Unwrapping the wound was a trial, for Joe’s hastily applied cloth had stuck to the wound like glue. Each turn caused a shudder in Joe’s body and a soft whimper of pain. Once it was finally uncovered, however, Ned took the bandages outside and burned them, while Charlie asked Joe to wiggle his toes, making sure that the tendons weren’t damaged. When this was done he used hot water to bathe the wound, soaking away the pus and half-formed scabs.
‘How bad is it?’ asked Joe.
‘Bad enough, but I’ve seen worse,’ said Charlie, folding a belt and passing it to Joe to chew on, while he swabbed undiluted whisky onto the wound. ‘We’ll do the same again tomorrow. You’re young, and you’ll heal.’
For eight days Joe stayed in the camp, with the very few visitors from outlying cattle camps sworn to secrecy about his presence. At first, however, he could scarcely sleep with nervousness.
‘Don’t worry about it,’ said Charlie. ‘No man around here believes you should have been charged for what you did, and now you’ve told me what happened I think it even less.’
At night, as Joe healed, he was able to sit around the fire and listen to Charlie Gaunt tell his stories, of great cattle drives, of fights and massacres, and the underlying sadness of a lonely life left unspoken. Ned’s tucker was good, and there was no hint of a threat, yet there was something about Charlie Gaunt that made Joe nervous.
Each day he forced himself to walk with a stick to hurry the healing of his wound, and he was impatient to ride, though he knew that turning up at Hodgson Downs half-crippled would make a manager think twice about hiring him.
Finally, however, when he could walk well enough, and ride even better. Joe decided that he was ready to continue his journey. The thought of working again as a stockman, living a normal life, appealed to him, and he knew that his father’s mate at Hodgson Downs would do right by him. Henry Flick had few mates, but the ones he had were like brothers.

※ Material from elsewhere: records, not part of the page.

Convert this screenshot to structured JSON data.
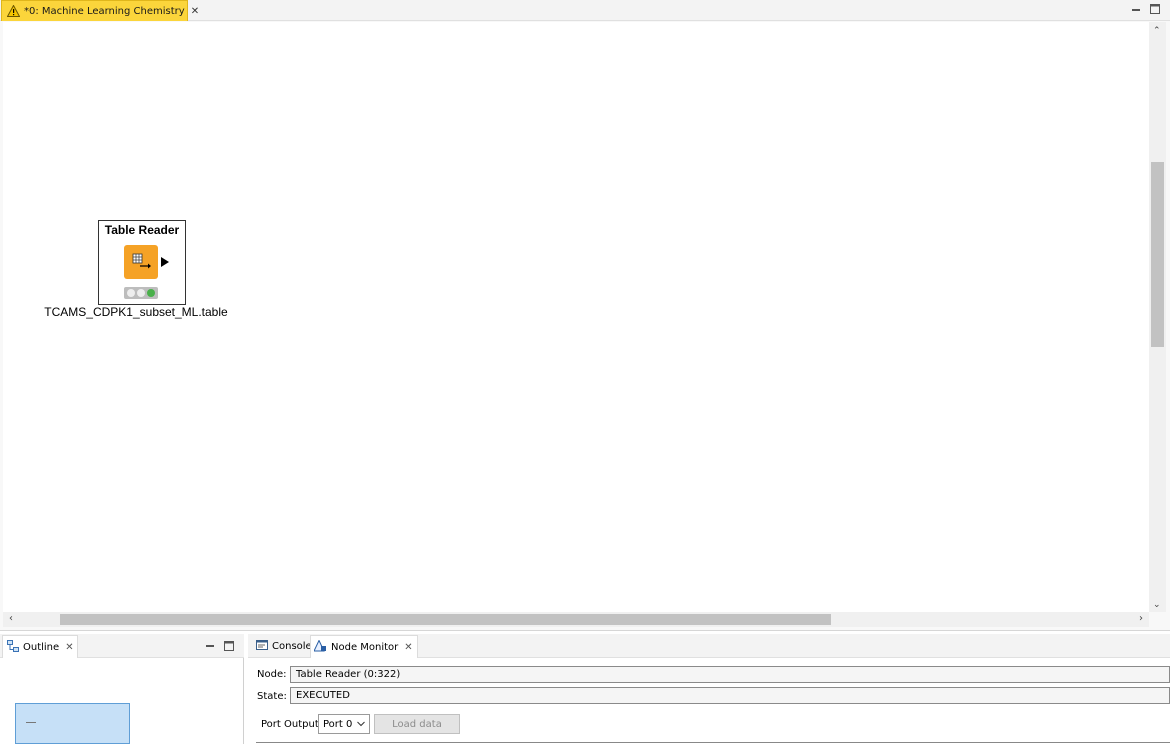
{
  "editor": {
    "tab_label": "*0: Machine Learning Chemistry",
    "tab_icon": "warning-icon",
    "accent_tab_color": "#fbd53b"
  },
  "workflow": {
    "node": {
      "title": "Table Reader",
      "label": "TCAMS_CDPK1_subset_ML.table",
      "icon": "table-reader-icon",
      "icon_color": "#f5a226",
      "status": "executed",
      "status_color": "#49b04a"
    }
  },
  "outline": {
    "tab_label": "Outline",
    "icon": "outline-icon"
  },
  "monitor": {
    "tabs": [
      {
        "label": "Console",
        "icon": "console-icon"
      },
      {
        "label": "Node Monitor",
        "icon": "node-monitor-icon"
      }
    ],
    "node_label": "Node:",
    "node_value": "Table Reader  (0:322)",
    "state_label": "State:",
    "state_value": "EXECUTED",
    "port_output_label": "Port Output",
    "port_selected": "Port 0",
    "load_button": "Load data"
  }
}
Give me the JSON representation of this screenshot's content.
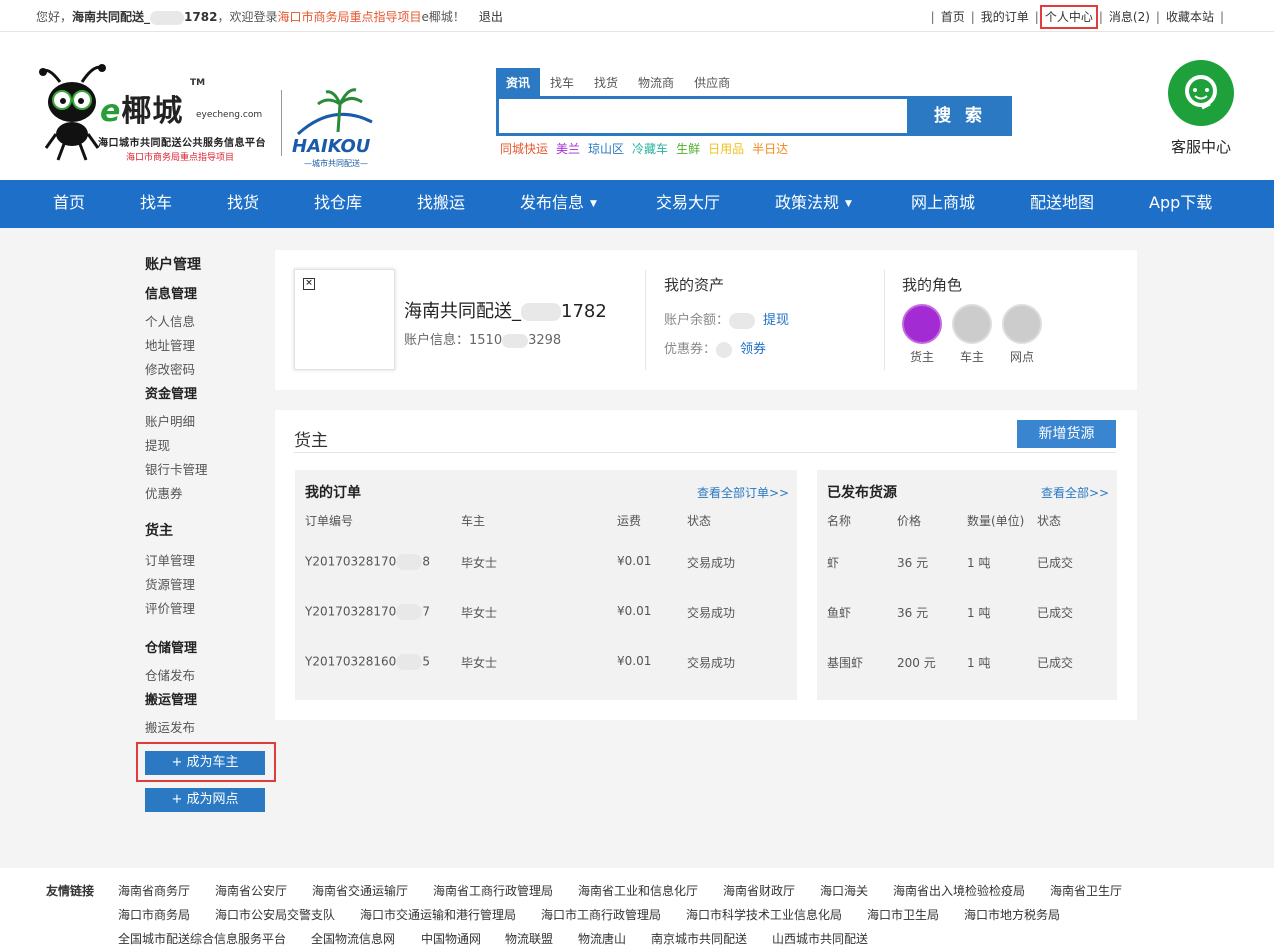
{
  "topbar": {
    "greeting": "您好，",
    "user": "海南共同配送_",
    "user_suffix": "1782",
    "welcome": "，欢迎登录",
    "org": "海口市商务局重点指导项目",
    "site": "e椰城！",
    "logout": "退出",
    "links": [
      "首页",
      "我的订单",
      "个人中心",
      "消息(2)",
      "收藏本站"
    ]
  },
  "brand": {
    "name": "椰城",
    "e": "e",
    "tm": "TM",
    "domain": "eyecheng.com",
    "platform": "海口城市共同配送公共服务信息平台",
    "sub": "海口市商务局重点指导项目",
    "haikou": "HAIKOU",
    "haikou_sub": "—城市共同配送—"
  },
  "search": {
    "tabs": [
      "资讯",
      "找车",
      "找货",
      "物流商",
      "供应商"
    ],
    "button": "搜 索",
    "placeholder": "",
    "hotwords": [
      {
        "t": "同城快运",
        "c": "#e4572e"
      },
      {
        "t": "美兰",
        "c": "#a32bd4"
      },
      {
        "t": "琼山区",
        "c": "#2b79c2"
      },
      {
        "t": "冷藏车",
        "c": "#29b3a0"
      },
      {
        "t": "生鲜",
        "c": "#4caf2a"
      },
      {
        "t": "日用品",
        "c": "#f0c020"
      },
      {
        "t": "半日达",
        "c": "#f08a20"
      }
    ]
  },
  "service": {
    "label": "客服中心"
  },
  "nav": [
    "首页",
    "找车",
    "找货",
    "找仓库",
    "找搬运",
    "发布信息",
    "交易大厅",
    "政策法规",
    "网上商城",
    "配送地图",
    "App下载"
  ],
  "sidebar": {
    "title": "账户管理",
    "groups": [
      {
        "h": "信息管理",
        "items": [
          "个人信息",
          "地址管理",
          "修改密码"
        ]
      },
      {
        "h": "资金管理",
        "items": [
          "账户明细",
          "提现",
          "银行卡管理",
          "优惠券"
        ]
      },
      {
        "h": "货主",
        "items": [
          "订单管理",
          "货源管理",
          "评价管理"
        ]
      },
      {
        "h": "仓储管理",
        "items": [
          "仓储发布"
        ]
      },
      {
        "h": "搬运管理",
        "items": [
          "搬运发布"
        ]
      }
    ],
    "btn_car": "+ 成为车主",
    "btn_net": "+ 成为网点"
  },
  "profile": {
    "name_a": "海南共同配送_",
    "name_b": "1782",
    "info_label": "账户信息：",
    "phone_a": "1510",
    "phone_b": "3298"
  },
  "assets": {
    "title": "我的资产",
    "balance_label": "账户余额：",
    "withdraw": "提现",
    "coupon_label": "优惠券：",
    "get_coupon": "领券"
  },
  "roles": {
    "title": "我的角色",
    "items": [
      "货主",
      "车主",
      "网点"
    ]
  },
  "shipper": {
    "title": "货主",
    "add_btn": "新增货源",
    "orders": {
      "title": "我的订单",
      "more": "查看全部订单>>",
      "headers": [
        "订单编号",
        "车主",
        "运费",
        "状态"
      ],
      "rows": [
        [
          "Y20170328170",
          "毕女士",
          "¥0.01",
          "交易成功",
          "8"
        ],
        [
          "Y20170328170",
          "毕女士",
          "¥0.01",
          "交易成功",
          "7"
        ],
        [
          "Y20170328160",
          "毕女士",
          "¥0.01",
          "交易成功",
          "5"
        ]
      ]
    },
    "goods": {
      "title": "已发布货源",
      "more": "查看全部>>",
      "headers": [
        "名称",
        "价格",
        "数量(单位)",
        "状态"
      ],
      "rows": [
        [
          "虾",
          "36 元",
          "1 吨",
          "已成交"
        ],
        [
          "鱼虾",
          "36 元",
          "1 吨",
          "已成交"
        ],
        [
          "基围虾",
          "200 元",
          "1 吨",
          "已成交"
        ]
      ]
    }
  },
  "footer": {
    "label": "友情链接",
    "rows": [
      [
        "海南省商务厅",
        "海南省公安厅",
        "海南省交通运输厅",
        "海南省工商行政管理局",
        "海南省工业和信息化厅",
        "海南省财政厅",
        "海口海关",
        "海南省出入境检验检疫局",
        "海南省卫生厅"
      ],
      [
        "海口市商务局",
        "海口市公安局交警支队",
        "海口市交通运输和港行管理局",
        "海口市工商行政管理局",
        "海口市科学技术工业信息化局",
        "海口市卫生局",
        "海口市地方税务局"
      ],
      [
        "全国城市配送综合信息服务平台",
        "全国物流信息网",
        "中国物通网",
        "物流联盟",
        "物流唐山",
        "南京城市共同配送",
        "山西城市共同配送"
      ]
    ]
  }
}
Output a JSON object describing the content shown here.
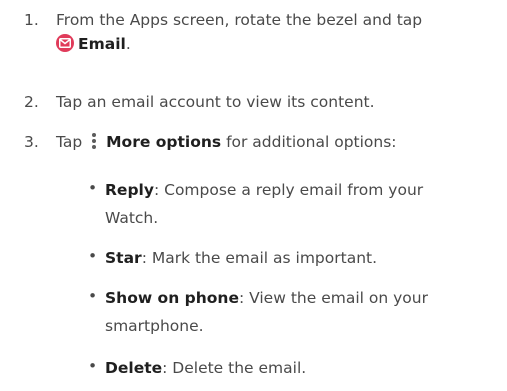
{
  "steps": [
    {
      "number": "1.",
      "text_before": "From the Apps screen, rotate the bezel and tap",
      "icon": "email-icon",
      "bold": "Email",
      "text_after": "."
    },
    {
      "number": "2.",
      "text": "Tap an email account to view its content."
    },
    {
      "number": "3.",
      "text_before": "Tap",
      "icon": "more-options-icon",
      "bold": "More options",
      "text_after": " for additional options:"
    }
  ],
  "options": [
    {
      "bold": "Reply",
      "text": ": Compose a reply email from your Watch."
    },
    {
      "bold": "Star",
      "text": ": Mark the email as important."
    },
    {
      "bold": "Show on phone",
      "text": ": View the email on your smartphone."
    },
    {
      "bold": "Delete",
      "text": ": Delete the email."
    }
  ],
  "bullet_char": "•",
  "colors": {
    "text": "#4a4a4a",
    "bold_text": "#1f1f1f",
    "email_icon": "#e03b5a"
  }
}
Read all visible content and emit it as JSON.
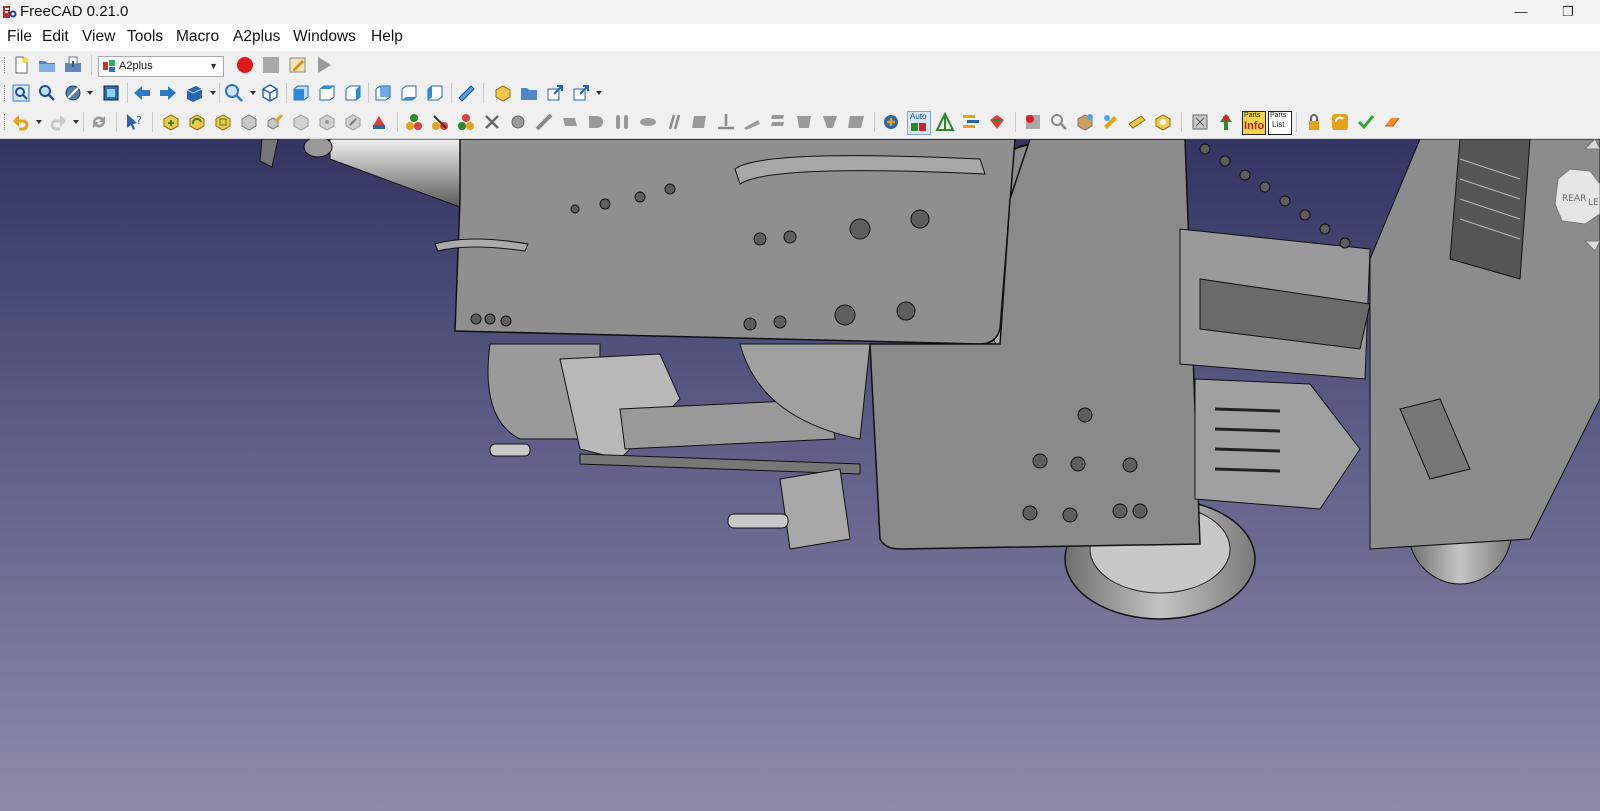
{
  "window": {
    "title": "FreeCAD 0.21.0",
    "minimize": "—",
    "restore": "❐"
  },
  "menu": {
    "items": [
      "File",
      "Edit",
      "View",
      "Tools",
      "Macro",
      "A2plus",
      "Windows",
      "Help"
    ]
  },
  "toolbar1": {
    "workbench": "A2plus"
  },
  "toolbar3": {
    "auto_label": "Auto",
    "parts_info": "Info",
    "parts_label": "Parts",
    "parts_list": "List"
  },
  "navcube": {
    "rear": "REAR",
    "left": "LE"
  },
  "colors": {
    "viewport_top": "#343463",
    "viewport_bottom": "#8c8ca9",
    "model_gray": "#8f8f8f"
  }
}
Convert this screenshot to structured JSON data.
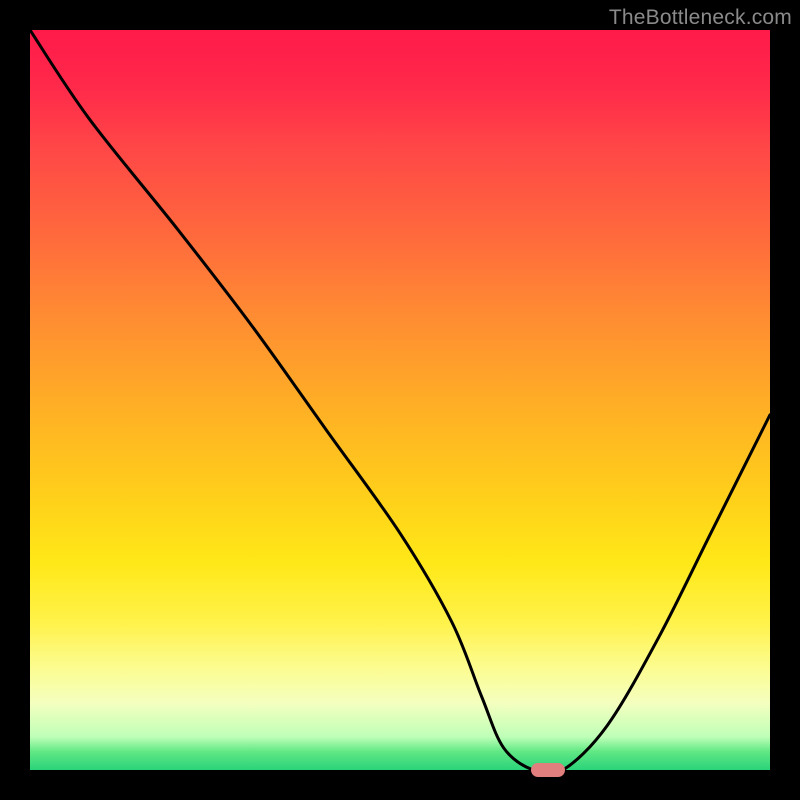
{
  "watermark": "TheBottleneck.com",
  "chart_data": {
    "type": "line",
    "title": "",
    "xlabel": "",
    "ylabel": "",
    "xlim": [
      0,
      100
    ],
    "ylim": [
      0,
      100
    ],
    "grid": false,
    "series": [
      {
        "name": "curve",
        "x": [
          0,
          8,
          20,
          30,
          40,
          50,
          57,
          61,
          64,
          68,
          72,
          78,
          85,
          92,
          100
        ],
        "y": [
          100,
          88,
          73,
          60,
          46,
          32,
          20,
          10,
          3,
          0,
          0,
          6,
          18,
          32,
          48
        ]
      }
    ],
    "marker": {
      "x": 70,
      "y": 0,
      "color": "#e17e7e"
    },
    "curve_color": "#000000",
    "curve_width": 3
  }
}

Before Joe left, Charlie gave him a rifle, cartridges, three good horses, and a pack full of tucker. The kindness overwhelmed Joe.
‘Hodgson Downs is two hundred miles from here,’ said Charlie, ‘and if Crawford is expecting you so much the better. No one will ever hear a word from us.’
Joe shook hands with both men, then rode off into the grasslands, countless seed-heads turning golden with the morning sun.